By Paula Rooney,

9:35 AM EST Tue. Nov. 14, 2006

Intel’s launch of quad-core processors will drive adoption of high-end Xeon servers and virtualization technology, but it may take some time before the platform takes off in the marketplace, solution providers say.

The Santa Clara, Calif.-based chip giant on Tuesday rolled out the industry’s first four-core processors, including three quad-core Xeon 5300 processors and the Core 2 Extreme Quad-Core Processor QX6700.

And in the first quarter of 2007, Intel plans to launch two more quad-cores: a low-voltage version for ultra-dense servers in a thermal envelope of 50 watts, and a single-socket processor for desktops and workstations. The mainstream quad-core desktop processor will be available in January, in time for the retail launch of Microsoft’s Windows Vista operating system, Intel said.

Partners applauded the improved performance of the quad-core and the opportunities it brings to the channel for servers, workstations and desktop PCs.

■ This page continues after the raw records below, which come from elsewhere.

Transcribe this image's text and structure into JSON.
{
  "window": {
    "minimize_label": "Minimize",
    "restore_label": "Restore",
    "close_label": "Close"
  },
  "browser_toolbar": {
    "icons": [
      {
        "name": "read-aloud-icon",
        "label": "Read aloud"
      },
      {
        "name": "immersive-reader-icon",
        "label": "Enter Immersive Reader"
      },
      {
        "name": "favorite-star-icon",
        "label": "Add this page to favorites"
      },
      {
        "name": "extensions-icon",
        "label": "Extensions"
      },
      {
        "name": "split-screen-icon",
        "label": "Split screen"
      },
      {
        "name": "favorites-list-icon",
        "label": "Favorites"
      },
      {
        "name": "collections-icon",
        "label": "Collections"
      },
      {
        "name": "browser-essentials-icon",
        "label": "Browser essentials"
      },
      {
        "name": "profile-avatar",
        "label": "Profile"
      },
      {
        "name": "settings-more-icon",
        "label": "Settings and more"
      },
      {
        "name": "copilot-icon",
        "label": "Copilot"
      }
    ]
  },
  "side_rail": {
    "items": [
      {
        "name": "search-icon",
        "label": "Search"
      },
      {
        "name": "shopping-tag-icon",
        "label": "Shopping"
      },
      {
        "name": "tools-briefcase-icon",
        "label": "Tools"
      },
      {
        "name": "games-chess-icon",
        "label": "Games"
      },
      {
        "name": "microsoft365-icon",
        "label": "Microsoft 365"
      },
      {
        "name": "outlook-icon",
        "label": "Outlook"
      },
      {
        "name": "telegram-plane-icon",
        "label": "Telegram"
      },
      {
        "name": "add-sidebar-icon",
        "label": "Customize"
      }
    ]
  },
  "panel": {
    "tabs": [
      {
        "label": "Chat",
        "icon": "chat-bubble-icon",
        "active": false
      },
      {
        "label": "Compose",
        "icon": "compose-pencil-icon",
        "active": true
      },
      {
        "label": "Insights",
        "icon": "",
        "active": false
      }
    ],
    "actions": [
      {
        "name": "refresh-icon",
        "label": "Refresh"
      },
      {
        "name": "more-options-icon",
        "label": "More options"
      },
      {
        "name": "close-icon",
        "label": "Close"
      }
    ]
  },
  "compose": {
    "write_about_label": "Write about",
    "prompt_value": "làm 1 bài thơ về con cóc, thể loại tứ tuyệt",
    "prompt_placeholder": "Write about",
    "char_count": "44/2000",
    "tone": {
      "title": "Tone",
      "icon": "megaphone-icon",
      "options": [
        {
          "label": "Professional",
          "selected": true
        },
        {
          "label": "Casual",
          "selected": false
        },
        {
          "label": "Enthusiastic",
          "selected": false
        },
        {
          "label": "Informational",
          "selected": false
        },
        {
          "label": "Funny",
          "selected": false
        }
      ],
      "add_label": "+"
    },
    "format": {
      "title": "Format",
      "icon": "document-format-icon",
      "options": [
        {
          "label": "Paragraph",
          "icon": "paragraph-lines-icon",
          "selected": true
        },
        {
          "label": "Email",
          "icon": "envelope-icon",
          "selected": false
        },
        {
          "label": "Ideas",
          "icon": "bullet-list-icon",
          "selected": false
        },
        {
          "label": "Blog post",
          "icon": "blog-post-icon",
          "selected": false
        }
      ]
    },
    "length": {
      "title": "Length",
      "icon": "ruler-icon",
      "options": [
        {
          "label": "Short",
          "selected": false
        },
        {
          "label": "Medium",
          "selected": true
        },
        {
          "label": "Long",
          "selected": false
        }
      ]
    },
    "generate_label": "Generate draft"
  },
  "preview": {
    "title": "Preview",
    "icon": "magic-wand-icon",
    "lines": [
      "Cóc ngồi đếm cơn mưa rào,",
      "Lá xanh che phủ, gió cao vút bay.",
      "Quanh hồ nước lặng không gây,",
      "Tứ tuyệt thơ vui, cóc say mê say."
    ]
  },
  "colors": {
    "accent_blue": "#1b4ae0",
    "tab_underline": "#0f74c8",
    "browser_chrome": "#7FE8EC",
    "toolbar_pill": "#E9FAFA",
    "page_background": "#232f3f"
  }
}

Intel, which launched its first dual-core processors last April, has made a speedy ascent to quad-core, they said.

“It’s very cool that we’re already starting to talk about quad-cores, since dual-cores are just starting to really gain traction and acceptance in the mainstream market,” said Todd Swank, director of marketing at Nor-Tech, a system builder in Burnsville, Minn. “2007 is going to be a big year for computer resellers. With Vista being launched and these new hardware platforms, we’re setting the stage for a whole new wave of innovative applications to be launched.”

The quad-core Xeon 5300 chips have clock speeds ranging from 1.6GHz to 2.66GHz and front-side bus speeds of 1066MHz to 1333MHz in thermal envelopes of 80 watts. A performance-optimized, 120-watt version of the quad-core Xeon is available at a new price point of $1,172.